The Halden Hound (Norwegian: Haldenstøver), is a medium sized Norwegian dog breed of the hound class, used for hunting hares and other plains quarry. It resembles an American Foxhound but is smaller. It was named after Halden, a town in southeastern Norway.
The Halden is similar to the American Foxhound in appearance although it is smaller. Haldens stand between 17 and 21.5 inches at the shoulder, and weigh approximately 40-55 lbs. They have smooth, very dense coats, hanging ears, and are white with black patches as well as brown shading on the head and legs. They are strong dogs with rectangular bodies and straight, solid backs. The tail is fairly thick, carried low, and hangs down toward the hocks. The skull is slightly domed with a pronounced stop and a straight nosebridge. The cheeks are flat. The ears are pendulous and curled, and the eyes are dark brown and kind. The nose is black. Breeders of Haldens aim for a particular foot shape, with high, tight, long toes and dense fur, for greater stability and warmth as the terrain they hunt through is often snowy and difficult to navigate. 
The Halden is a loving and an affectionate pet as well as a good hunting breed. They are said to be good family dogs and to behave well with children. Haldens are hardy and energetic, able to bear cold weather and maintain a quick pace for extended periods. They do best in homes with large areas to play or owners who provide extensive exercise. Prolonged periods of inactivity can cause them to become restless and unhappy. The Halden does not hunt in packs, as many hounds do. They are bred to hunt alone with their owner. 

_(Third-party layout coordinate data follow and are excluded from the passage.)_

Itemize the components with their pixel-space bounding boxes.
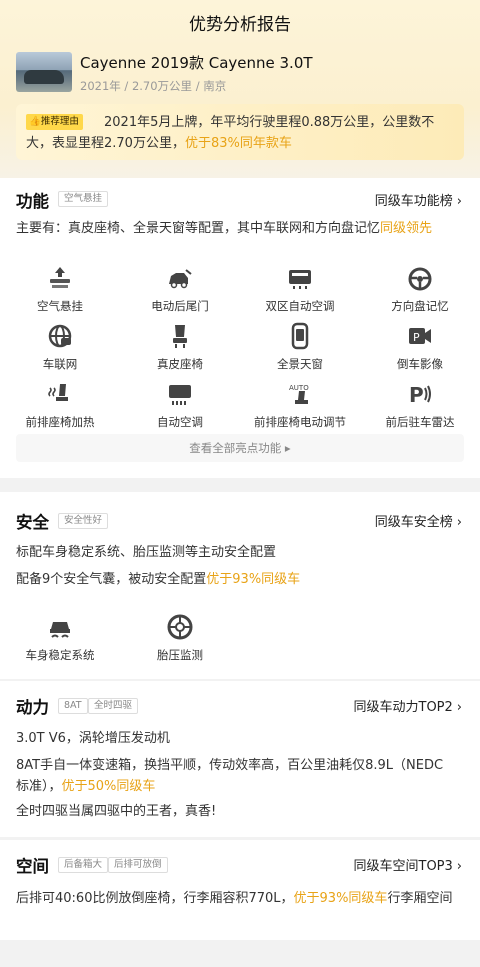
function-desc: 主要有：真皮座椅、全景天窗等配置，其中车联网和方向盘记忆同级领先 xyxy=(16,221,433,236)
safety-feature-item[interactable]: 车身稳定系统 xyxy=(0,613,120,663)
function-title: 功能 xyxy=(16,192,49,211)
space-line: 后排可40:60比例放倒座椅，行李厢容积770L，优于93%同级车行李厢空间 xyxy=(16,891,453,906)
car-thumbnail[interactable] xyxy=(16,52,72,92)
feature-item[interactable]: 空气悬挂 xyxy=(0,264,120,314)
safety-feature-label: 胎压监测 xyxy=(157,648,203,662)
parking-radar-icon: P xyxy=(406,380,434,408)
reason-tag: 👍推荐理由 xyxy=(26,114,83,130)
reason-text: 2021年5月上牌，年平均行驶里程0.88万公里，公里数不大，表显里程2.70万… xyxy=(26,115,435,151)
panoramic-sunroof-icon xyxy=(286,322,314,350)
chevron-right-icon: › xyxy=(456,515,462,530)
feature-label: 自动空调 xyxy=(157,415,203,429)
power-line-2: 8AT手自一体变速箱，换挡平顺，传动效率高，百公里油耗仅8.9L（NEDC标准）… xyxy=(16,758,444,794)
feature-item[interactable]: 方向盘记忆 xyxy=(360,264,480,314)
feature-label: 前后驻车雷达 xyxy=(385,415,455,429)
feature-label: 前排座椅电动调节 xyxy=(254,415,346,429)
steering-memory-icon xyxy=(406,264,434,292)
safety-rank-link[interactable]: 同级车安全榜 › xyxy=(375,511,462,530)
safety-feature-label: 车身稳定系统 xyxy=(25,648,95,662)
reverse-camera-icon: P xyxy=(406,322,434,350)
space-chip-1: 后排可放倒 xyxy=(108,857,168,873)
feature-item[interactable]: 车联网 xyxy=(0,322,120,372)
feature-label: 电动后尾门 xyxy=(151,299,209,313)
safety-chip: 安全性好 xyxy=(58,513,109,529)
svg-text:P: P xyxy=(413,331,420,344)
view-all-features-button[interactable]: 查看全部亮点功能 ▸ xyxy=(16,434,464,462)
function-card: 功能 空气悬挂 同级车功能榜 › 主要有：真皮座椅、全景天窗等配置，其中车联网和方… xyxy=(0,178,480,478)
auto-ac-icon xyxy=(166,380,194,408)
feature-label: 双区自动空调 xyxy=(265,299,335,313)
dual-zone-ac-icon xyxy=(286,264,314,292)
feature-item[interactable]: AUTO 前排座椅电动调节 xyxy=(240,380,360,430)
car-name: Cayenne 2019款 Cayenne 3.0T xyxy=(80,54,313,72)
feature-label: 前排座椅加热 xyxy=(25,415,95,429)
space-title: 空间 xyxy=(16,857,49,876)
feature-label: 倒车影像 xyxy=(397,357,443,371)
tire-pressure-icon xyxy=(166,613,194,641)
thumb-up-icon: 👍 xyxy=(29,116,41,127)
chevron-right-icon: › xyxy=(456,194,462,209)
reason-highlight: 优于83%同年款车 xyxy=(184,136,292,151)
feature-label: 全景天窗 xyxy=(277,357,323,371)
safety-card: 安全 安全性好 同级车安全榜 › 标配车身稳定系统、胎压监测等主动安全配置 配备9… xyxy=(0,492,480,679)
svg-text:AUTO: AUTO xyxy=(289,384,309,392)
feature-item[interactable]: 真皮座椅 xyxy=(120,322,240,372)
feature-label: 车联网 xyxy=(42,357,78,371)
page-title: 优势分析报告 xyxy=(189,15,291,35)
feature-label: 方向盘记忆 xyxy=(391,299,449,313)
power-title: 动力 xyxy=(16,698,49,717)
feature-item[interactable]: 双区自动空调 xyxy=(240,264,360,314)
power-line-3: 全时四驱当属四驱中的王者，真香! xyxy=(16,804,217,819)
power-card: 动力 8AT 全时四驱 同级车动力TOP2 › 3.0T V6，涡轮增压发动机 8… xyxy=(0,681,480,837)
air-suspension-icon xyxy=(46,264,74,292)
power-tailgate-icon xyxy=(166,264,194,292)
seat-heating-icon xyxy=(46,380,74,408)
header-area: 优势分析报告 Cayenne 2019款 Cayenne 3.0T 2021年 … xyxy=(0,0,480,178)
chevron-right-icon: › xyxy=(456,859,462,874)
power-seat-icon: AUTO xyxy=(286,380,314,408)
function-chip: 空气悬挂 xyxy=(58,191,109,207)
safety-title: 安全 xyxy=(16,513,49,532)
power-chip-1: 全时四驱 xyxy=(88,698,139,714)
feature-label: 空气悬挂 xyxy=(37,299,83,313)
safety-line-2: 配备9个安全气囊，被动安全配置优于93%同级车 xyxy=(16,572,301,587)
power-line-1: 3.0T V6，涡轮增压发动机 xyxy=(16,731,170,746)
chevron-right-icon: › xyxy=(456,700,462,715)
space-card: 空间 后备箱大 后排可放倒 同级车空间TOP3 › 后排可40:60比例放倒座椅，… xyxy=(0,840,480,940)
feature-item[interactable]: P 倒车影像 xyxy=(360,322,480,372)
power-chip-0: 8AT xyxy=(58,698,88,714)
feature-item[interactable]: 前排座椅加热 xyxy=(0,380,120,430)
safety-line-1: 标配车身稳定系统、胎压监测等主动安全配置 xyxy=(16,545,277,560)
leather-seat-icon xyxy=(166,322,194,350)
feature-item[interactable]: P 前后驻车雷达 xyxy=(360,380,480,430)
recommend-reason-box: 2021年5月上牌，年平均行驶里程0.88万公里，公里数不大，表显里程2.70万… xyxy=(16,104,464,160)
feature-item[interactable]: 全景天窗 xyxy=(240,322,360,372)
power-rank-link[interactable]: 同级车动力TOP2 › xyxy=(354,696,463,715)
feature-item[interactable]: 电动后尾门 xyxy=(120,264,240,314)
feature-label: 真皮座椅 xyxy=(157,357,203,371)
stability-control-icon xyxy=(46,613,74,641)
car-meta: 2021年 / 2.70万公里 / 南京 xyxy=(80,79,227,93)
connected-car-icon xyxy=(46,322,74,350)
function-rank-link[interactable]: 同级车功能榜 › xyxy=(375,190,462,209)
safety-feature-item[interactable]: 胎压监测 xyxy=(120,613,240,663)
feature-item[interactable]: 自动空调 xyxy=(120,380,240,430)
svg-text:P: P xyxy=(409,383,424,407)
space-rank-link[interactable]: 同级车空间TOP3 › xyxy=(354,855,463,874)
space-chip-0: 后备箱大 xyxy=(58,857,109,873)
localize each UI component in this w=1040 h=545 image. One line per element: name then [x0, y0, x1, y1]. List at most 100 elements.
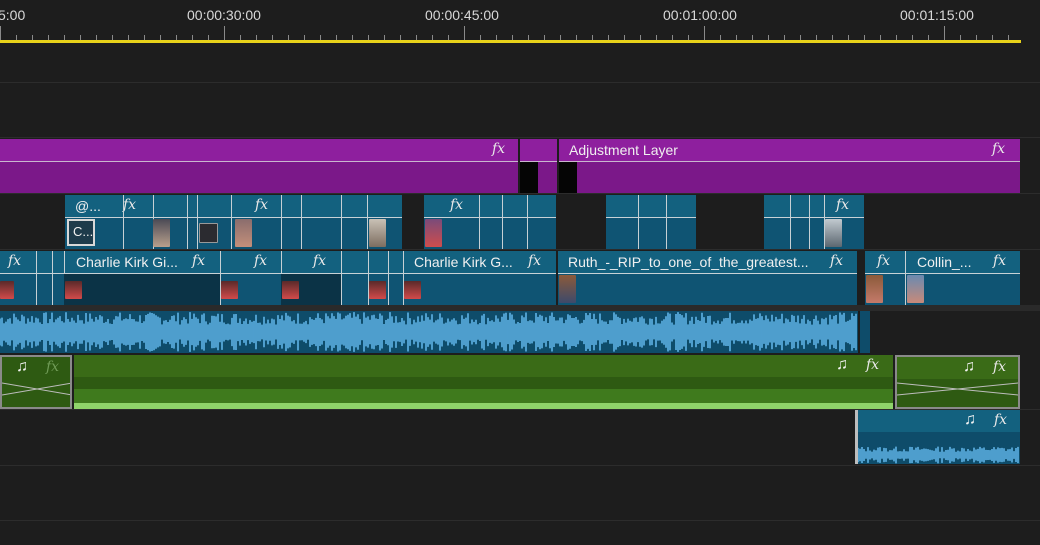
- selected-clip[interactable]: C...: [67, 219, 95, 246]
- clip-edge[interactable]: [341, 251, 342, 305]
- fx-badge[interactable]: fx: [993, 359, 1006, 375]
- clip-edge[interactable]: [123, 195, 124, 249]
- timecode-label: 00:01:00:00: [663, 7, 737, 23]
- clip-thumbnail: [907, 275, 924, 303]
- clip-body-dark: [64, 274, 220, 305]
- timecode-label: 00:00:45:00: [425, 7, 499, 23]
- v2-clip-group[interactable]: [606, 195, 696, 249]
- clip-header: [424, 195, 556, 218]
- fx-badge[interactable]: fx: [255, 197, 268, 213]
- adjustment-layer-clip[interactable]: Adjustment Layer fx: [559, 139, 1020, 193]
- clip-label: Collin_...: [917, 254, 972, 270]
- clip-edge[interactable]: [479, 195, 480, 249]
- clip-edge[interactable]: [301, 195, 302, 249]
- clip-thumbnail: [369, 219, 386, 247]
- fx-badge[interactable]: fx: [528, 253, 541, 269]
- timecode-label: 00:00:30:00: [187, 7, 261, 23]
- audio-clip-a3[interactable]: ♫ fx: [855, 410, 1020, 464]
- v2-clip-group[interactable]: @... fx fx C...: [65, 195, 402, 249]
- ruler-tick: [464, 26, 465, 40]
- clip-header: [0, 139, 518, 162]
- adjustment-layer-clip[interactable]: fx: [0, 139, 518, 193]
- clip-edge[interactable]: [905, 251, 906, 305]
- clip-edge[interactable]: [367, 195, 368, 249]
- clip-header: [2, 357, 70, 379]
- fx-badge[interactable]: fx: [8, 253, 21, 269]
- clip-header: [65, 195, 402, 218]
- audio-clip-a1[interactable]: [0, 311, 858, 353]
- v2-clip-group[interactable]: fx: [764, 195, 864, 249]
- clip-edge[interactable]: [809, 195, 810, 249]
- fx-badge[interactable]: fx: [492, 141, 505, 157]
- fx-badge[interactable]: fx: [313, 253, 326, 269]
- timecode-label: 00:01:15:00: [900, 7, 974, 23]
- clip-label: Ruth_-_RIP_to_one_of_the_greatest...: [568, 254, 809, 270]
- music-clip[interactable]: ♫ fx: [0, 355, 72, 409]
- clip-edge[interactable]: [281, 195, 282, 249]
- clip-edge[interactable]: [231, 195, 232, 249]
- ruler-tick: [704, 26, 705, 40]
- audio-clip-a1-tail[interactable]: [860, 311, 870, 353]
- fx-badge[interactable]: fx: [992, 141, 1005, 157]
- clip-thumbnail: [235, 219, 252, 247]
- music-note-icon: ♫: [964, 411, 976, 428]
- clip-edge[interactable]: [187, 195, 188, 249]
- music-clip[interactable]: ♫ fx: [74, 355, 893, 409]
- clip-thumbnail: [866, 275, 883, 303]
- fx-badge[interactable]: fx: [836, 197, 849, 213]
- timecode-label: 5:00: [0, 7, 26, 23]
- audio-waveform: [0, 312, 857, 352]
- fx-badge[interactable]: fx: [993, 253, 1006, 269]
- clip-edge[interactable]: [502, 195, 503, 249]
- time-ruler[interactable]: 5:00 00:00:30:00 00:00:45:00 00:01:00:00…: [0, 0, 1040, 44]
- clip-thumbnail: [559, 275, 576, 303]
- fx-badge[interactable]: fx: [866, 357, 879, 373]
- audio-waveform: [897, 382, 1018, 396]
- clip-edge[interactable]: [52, 251, 53, 305]
- ruler-tick: [0, 26, 1, 40]
- audio-waveform: [2, 382, 70, 396]
- clip-edge[interactable]: [388, 251, 389, 305]
- clip-thumbnail: [199, 223, 218, 243]
- fx-badge[interactable]: fx: [254, 253, 267, 269]
- clip-thumbnail: [404, 281, 421, 299]
- clip-label: Charlie Kirk G...: [414, 254, 513, 270]
- clip-edge[interactable]: [197, 195, 198, 249]
- fx-badge[interactable]: fx: [877, 253, 890, 269]
- clip-header: [74, 355, 893, 377]
- clip-header: [520, 139, 557, 162]
- work-area-bar[interactable]: [0, 40, 1021, 43]
- clip-edge[interactable]: [666, 195, 667, 249]
- fx-badge[interactable]: fx: [123, 197, 136, 213]
- ruler-tick: [944, 26, 945, 40]
- v1-clip[interactable]: Ruth_-_RIP_to_one_of_the_greatest... fx: [558, 251, 857, 305]
- v1-clip-group[interactable]: fx Collin_... fx: [865, 251, 1020, 305]
- clip-thumbnail: [65, 281, 82, 299]
- adjustment-layer-clip[interactable]: [520, 139, 557, 193]
- clip-edge[interactable]: [341, 195, 342, 249]
- clip-thumbnail: [425, 219, 442, 247]
- clip-edge[interactable]: [36, 251, 37, 305]
- music-clip[interactable]: ♫ fx: [895, 355, 1020, 409]
- track-lane-a3: [0, 465, 1040, 467]
- gap-marker: [520, 162, 538, 193]
- clip-edge[interactable]: [790, 195, 791, 249]
- fx-badge[interactable]: fx: [450, 197, 463, 213]
- clip-edge[interactable]: [527, 195, 528, 249]
- fx-badge[interactable]: fx: [830, 253, 843, 269]
- clip-thumbnail: [369, 281, 386, 299]
- v1-clip-group[interactable]: fx Charlie Kirk Gi... fx fx fx Charlie K…: [0, 251, 556, 305]
- ruler-tick: [224, 26, 225, 40]
- gap-marker: [559, 162, 577, 193]
- fx-badge[interactable]: fx: [46, 359, 59, 375]
- clip-thumbnail: [153, 219, 170, 247]
- clip-thumbnail: [221, 281, 238, 299]
- v2-clip-group[interactable]: fx: [424, 195, 556, 249]
- clip-edge[interactable]: [638, 195, 639, 249]
- audio-waveform: [858, 446, 1019, 464]
- fx-badge[interactable]: fx: [994, 412, 1007, 428]
- fx-badge[interactable]: fx: [192, 253, 205, 269]
- clip-label: Adjustment Layer: [569, 142, 678, 158]
- clip-label: Charlie Kirk Gi...: [76, 254, 178, 270]
- clip-thumbnail: [825, 219, 842, 247]
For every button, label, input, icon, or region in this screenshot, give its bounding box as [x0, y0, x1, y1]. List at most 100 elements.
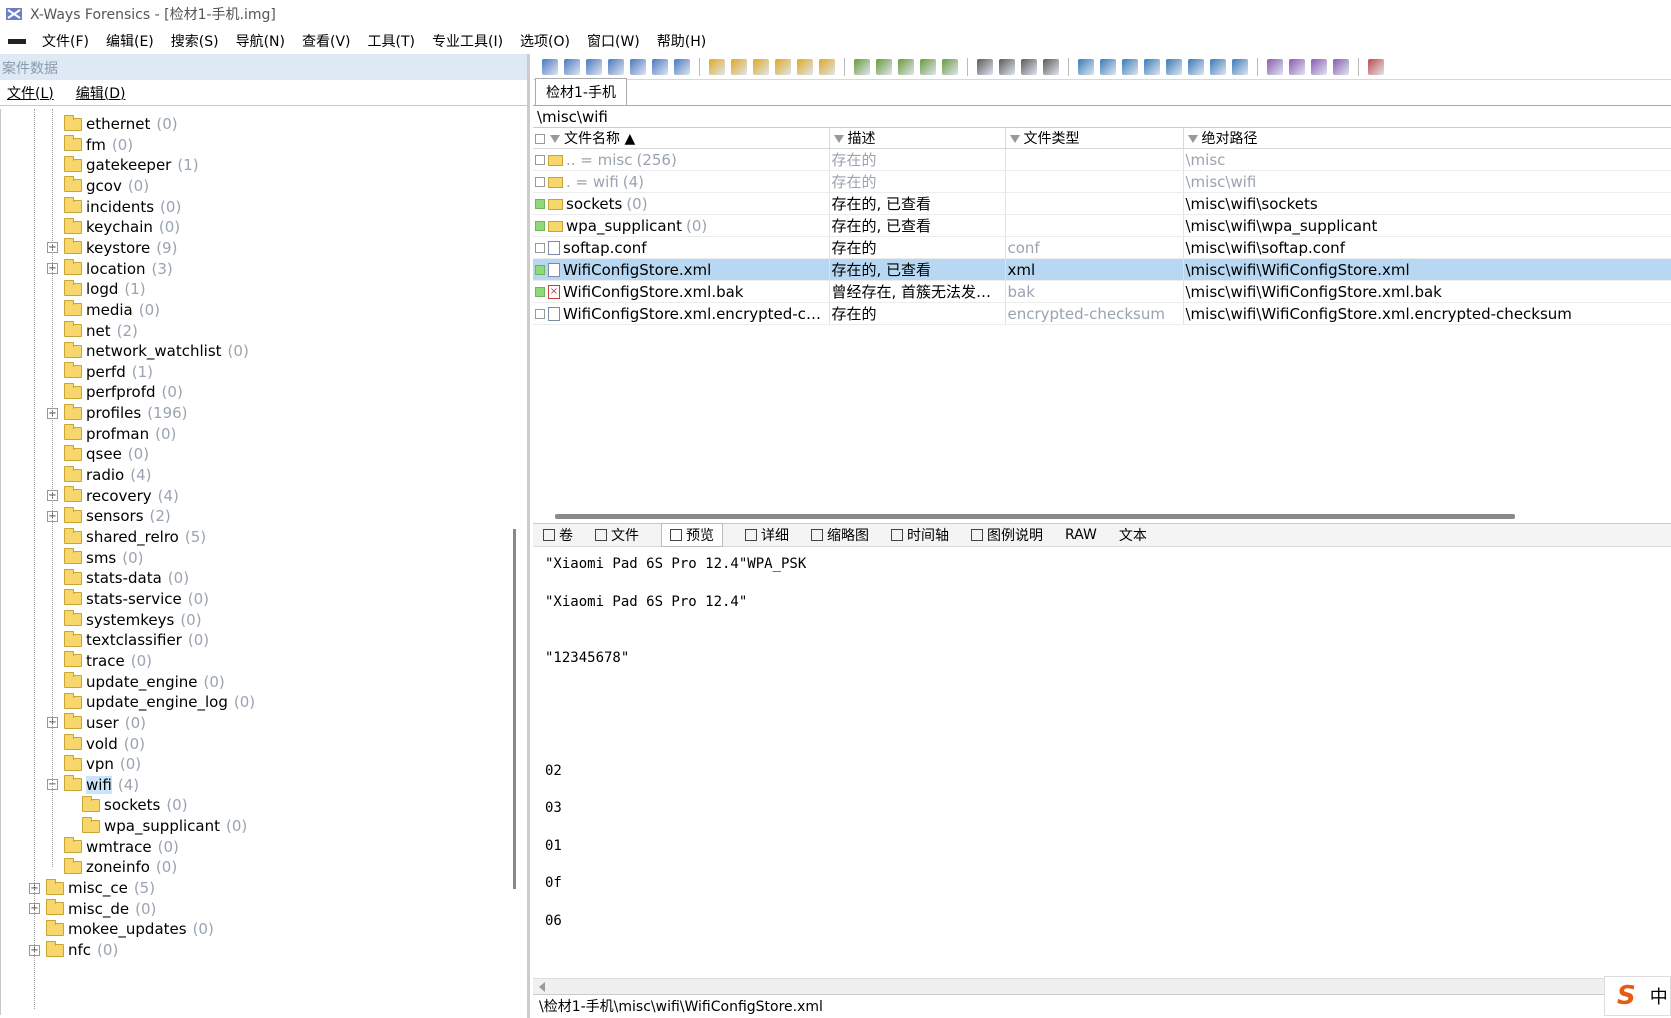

The Halden is one of three Norwegian hare hound breeds, and is the smallest in size. Bred for scent hunting, the breed is believed to have been developed through crossing local Norwegian scenthounds with scenthounds from Sweden, Germany, and England. It was first developed in the early 1900s, and the breed standard was established in the 1950s. The Halden is relatively rare, seldom seen outside Norway.